Pour Matthieu Archambeaud, « cette décision semble être avant tout politiqueà l'approche de l'élection présidentielle. » (© Matthieu Archambeaud)

Pour Matthieu Archambeaud, « cette décision semble être avant tout politiqueà l'approche de l'élection présidentielle. » (© Matthieu Archambeaud)

Agronome spécialiste de l'agriculture de conservation et animateur du site www.agriculture-de-conservation.com, Matthieu Archambeaud souhaite « relativiser l'impact » des néonicotinoïdes, notamment lorsqu’ils sont utilisés comme traitement de semences. Il craint en outre, suite à leur interdiction, « une possible utilisation répétée de produits pulvérisés », qui ne seront pas forcément moins nocifs pour la faune auxiliaire.

« Mon propos n'est pas de défendre les néonicotinoïdes, ni de nier leur dangerosité. Néanmoins, je souhaite relativiser leur impact, notamment lorsqu'ils sont utilisés comme traitement de semences. Si l'application par pulvérisation peut effectivement avoir une incidence négative sur les auxiliaires des cultures et la santé humaine, il n'en est pas de même pour les traitements de semences, employés à très faible dose, sans nébulisation et dont l'action est limitée à l'environnement immédiat des graines.

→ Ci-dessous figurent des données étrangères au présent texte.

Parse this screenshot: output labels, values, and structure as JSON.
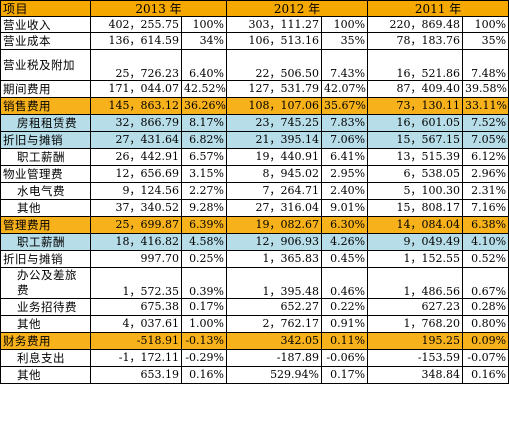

Comme il n'existe pas, pour l'instant, d'alternative satisfaisante pour protéger les semis en cas de forte pression des ravageurs, l'interdiction pourrait avoir l'effet inverse de celui recherché, avec une possible utilisation répétée de produits pulvérisés, dont il n'est pas certain qu'ils seront moins nocifs pour la faune auxiliaire. Lorsqu'on choisit de retirer une solution technique, il faut veiller à ce que d'autres leviers soient disponibles, surtout avec les aléas climatiques à répétition et la conjoncture économique difficile que connaît actuellement le secteur agricole.

Si la stratégie à long terme de nos élus est d'interdire progressivement toute la chimie, il faudra remettre des barrières douanières pour que les agriculteurs subissent moins les marchés mondiaux, mais aussi faire en sorte que les consommateurs soient également protégés des denrées importées. Les parlementaires ne se sont intéressés qu'à un élément isolé, symbolique, sans le remettre dans son contexte et sans analyser la complexité d'un système de production agricole.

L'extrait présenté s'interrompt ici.